La lumière est l’autre facteur souvent mentionné comme primordial dans la disparition des bactéries fécales surtout dans les milieux marins (Trousselier et al., 1998; Sinton et al., 1999, 2002; Rozen and Belkin, 2001). Le rayonnement solaire est reconnu depuis longtemps comme bactéricide (Fujioka et al.,1981) mais un bon nombre d’auteurs (Barcina et al., 1990; Davies and Evison, 1991; Arana et al., 1992; Curtis et al., 1992; Gourmelon et al., 1994; Troussellier et al. 1998; Muela et al., 2000; Petit et al., 2000) s’accordent à dire que la lumière influence

surtout la cultivabilité et provoque l’entrée des bactéries fécales dans le stade VBNC ou ANC. L’impact de la lumière sur les bactéries fécales est très « site dépendant » . En effet, il dépend : (i) de l’intensité de l’irradiation solaire ; (ii) de la profondeur du milieu aquatique considéré, l’effet de la lumière sur l’ensemble de la colonne d’eau décroissant en effet avec sa hauteur; (iii) de la pénétration de la lumière dans la colonne d’eau qui est atténuée par la présence de MES et de matières organiques dissoutes, telles que les acides humiques (Davies and Evison 1991; Pommepuy et al., 1992; Arana et al. 1992 Curtis et al. 1992 Dupray et al., 1993; Muela et al. 2000).

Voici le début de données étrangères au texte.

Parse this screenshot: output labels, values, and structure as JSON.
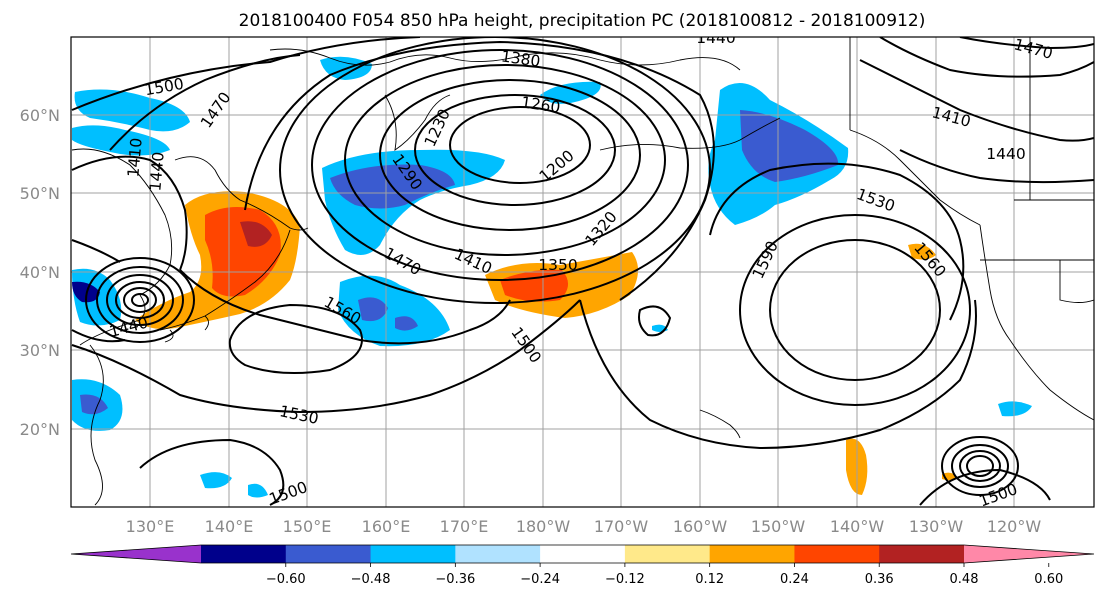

A côté des effets de la température et de la lumière décrits ci-dessus, la carence en nutriments, la salinité et le pH ont également un impact sur l’état physiologique des bactéries fécales rejetées dans le milieu aquatique.

Les mécanismes moléculaires impliqués dans la réponse cellulaire au stress commencent à être bien connus. Roszen et Belkin (2001) mentionnent un certain nombre de publications qui

abordent les mécanismes moléculaires contrôlant l’adaptation de E. coli aux conditions

marines. Il en ressort que le gène le plus important est le gène rpoS (Munro et al., 1995;

Gourmelon et al., 1997; Troussellier et al., 1998). Ce gène code pour le facteur sigma (σs

) qui régule l’expression d’une cinquantaine de gènes impliqués dans la réponse à différents stress

(Loewen et al., 1998). Une mutation dans ce gène réduirait significativement la survie des E.

coli dans l’eau de mer par comparaison avec une souche sauvage (Munro et al., 1995).